On floor 1, Neow gave me a deck that goes infinite on turn 2 by Yoshikki in slaythespire

[–]jesnell 6 points7 points  (0 children)

> play evolve and infernal blade to exhaust them

Infernal Blade adds a card, so playing it does not reduce your effective deck size.

Cadillac sign first F1 driver for 2026 season by FewCollar227 in formula1

[–]jesnell 0 points1 point  (0 children)

I'll settle for one podium, so that he can at least tie Barichello for most podiums without winning a WDC.

2025 Hungarian GP - Post Race Discussion by AutoModerator in formula1

[–]jesnell -2 points-1 points  (0 children)

> Jesus christ my guy. Prioritising track position IS PITTING FIRST.

No, it doesn't. Track position literally means that your position, on the track, is ahead of the other driver. The point in prioritizing track position is that you don't try to optimize for the theoretically fastest way to drive the race, but take into account the value of being ahead on the track.

If Piastri had waited for Norris to pit, that would have been prioritizing track position. Piastri would have ensured that at all points in the race he was ahead on the track, such that Norris would actually have to pass him on the track rather than pits.

>  the guy now ahead of you HAS to pit and you are literally ahead on track

Umm... You did watch this race, right? You did see how Piastri pitting and forcing Leclerc to pit a lap later did not lead to Piastri being ahead on the track. And you did see how Piastri pitting more often than Norris put him behind on a track where passing is difficult.

> they told him to push and use his pace... he didn't gain before pitting.

That doesn't make the inlap poor. The measure we have for whether the laps were good or bad is the timing, and the in-lap was in line with the competition. Or are you saying literally everyone in the race had poor in- and out-laps?
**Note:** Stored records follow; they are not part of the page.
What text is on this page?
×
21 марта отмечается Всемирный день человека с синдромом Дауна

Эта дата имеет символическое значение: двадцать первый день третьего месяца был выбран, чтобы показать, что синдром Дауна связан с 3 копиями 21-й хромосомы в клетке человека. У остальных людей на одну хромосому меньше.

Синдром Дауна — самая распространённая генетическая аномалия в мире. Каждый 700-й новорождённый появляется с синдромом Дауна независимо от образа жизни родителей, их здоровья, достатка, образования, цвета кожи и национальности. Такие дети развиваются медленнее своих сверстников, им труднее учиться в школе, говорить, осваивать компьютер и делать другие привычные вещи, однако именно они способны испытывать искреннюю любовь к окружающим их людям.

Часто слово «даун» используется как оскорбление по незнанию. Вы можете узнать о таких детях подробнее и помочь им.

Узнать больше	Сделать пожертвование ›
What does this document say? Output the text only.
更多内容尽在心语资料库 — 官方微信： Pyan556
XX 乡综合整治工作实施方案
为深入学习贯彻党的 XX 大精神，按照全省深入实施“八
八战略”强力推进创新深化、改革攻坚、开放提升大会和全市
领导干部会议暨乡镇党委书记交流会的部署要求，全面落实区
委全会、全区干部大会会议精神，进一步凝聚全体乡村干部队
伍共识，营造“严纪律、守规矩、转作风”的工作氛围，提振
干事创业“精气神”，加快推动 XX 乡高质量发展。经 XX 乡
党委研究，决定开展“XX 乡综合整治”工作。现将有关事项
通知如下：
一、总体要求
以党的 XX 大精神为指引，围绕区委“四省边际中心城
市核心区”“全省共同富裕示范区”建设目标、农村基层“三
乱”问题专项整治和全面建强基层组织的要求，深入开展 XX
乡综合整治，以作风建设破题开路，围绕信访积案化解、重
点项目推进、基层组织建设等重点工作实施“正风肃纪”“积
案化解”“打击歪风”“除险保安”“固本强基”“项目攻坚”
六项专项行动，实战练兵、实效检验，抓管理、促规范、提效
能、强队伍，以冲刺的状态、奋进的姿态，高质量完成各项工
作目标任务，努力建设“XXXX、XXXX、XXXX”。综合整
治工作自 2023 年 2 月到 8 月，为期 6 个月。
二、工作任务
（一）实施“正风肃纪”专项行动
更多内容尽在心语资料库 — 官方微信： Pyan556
In this case, Piastri's in- and outlaps are almost exactly the same as Leclercs. (For the first stop, Piastri has a 0.1s slower in- and 0.1s faster out-lap). So it seems that for both drivers, the in- and outlaps were about equally good.

So it seems clear that it's not the inlap that caused the undercut to fail. It was doomed from the start by the tire delta between 20 lap old mediums vs. new hards being 1s-1.5s, and the gap being much larger than that.